Love them or hate them, your sisters and brothers are by far the most influential people in your life — more so than your parents, your husband, your own children. So says Time science writer Jeffrey Kluger, who mined the latest research on sibling relationships for his new book, The Sibling Effect. Conventional wisdom says that siblings are "essentially fungible, interchangeable people," says Kluger. "But in terms of the fundamental ways you're shaped, I don't think anything touches siblings. From the time we're born, they're our collaborators and coconspirators, our role models and our cautionary tales. Our own children arrive comparatively late in our lives; our parents leave us too early." We asked Kluger for other insights into brothers and sisters.
Firstborns are brainier. Firstborns are disproportionately represented in the Ivy League, with one study showing that 66 percent of incoming students were the eldest sibling in the family. Twenty-one of the first 23 U.S. astronauts were firstborns or only children. Firstborns dominate law firms and investment banks. Last-borns tend to be less educated, more likely to become comedians or artists. "The thinking behind this is that older siblings benefit from more alone time with parents. When a younger child comes along, the older one benefits from mentoring the younger one," says Kluger, noting that one study found that firstborns have a three-point IQ advantage over the next eldest.
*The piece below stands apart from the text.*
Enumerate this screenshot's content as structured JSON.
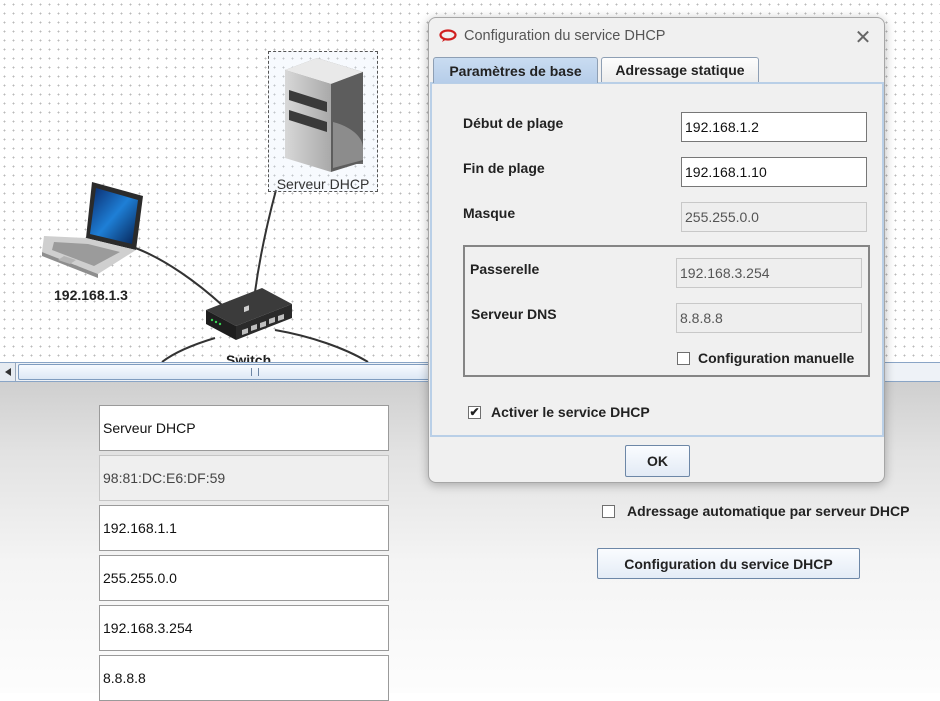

Girls fight dirtier. In the childhood war for parental love and attention, Kluger says, sister-on-sister fighting has a distinct edge. "Boys tend to use high-powered strategies: I can punch you harder, and therefore I win," he says. "Girls often bring a much subtler, more psychological element. They tend to have a sense of the emotional weak spots of their opponent — and how to exploit them."
Singletons catch a break. Decades ago, the prevailing thinking was that being an only child was a "disease," Kluger says. "Now we know that singletons tend to work faster and have better vocabularies; they develop a confidence and self-contained quality." He cites an overscheduled lifestyle. "Kids get socialization in school and then at after-school activities," he says. "Then they're up at 7 a.m. for swim practice."
Parental favoritism hurts ... the favored child. Pampered kids can face a rude shock in the real world — where they're not always so special.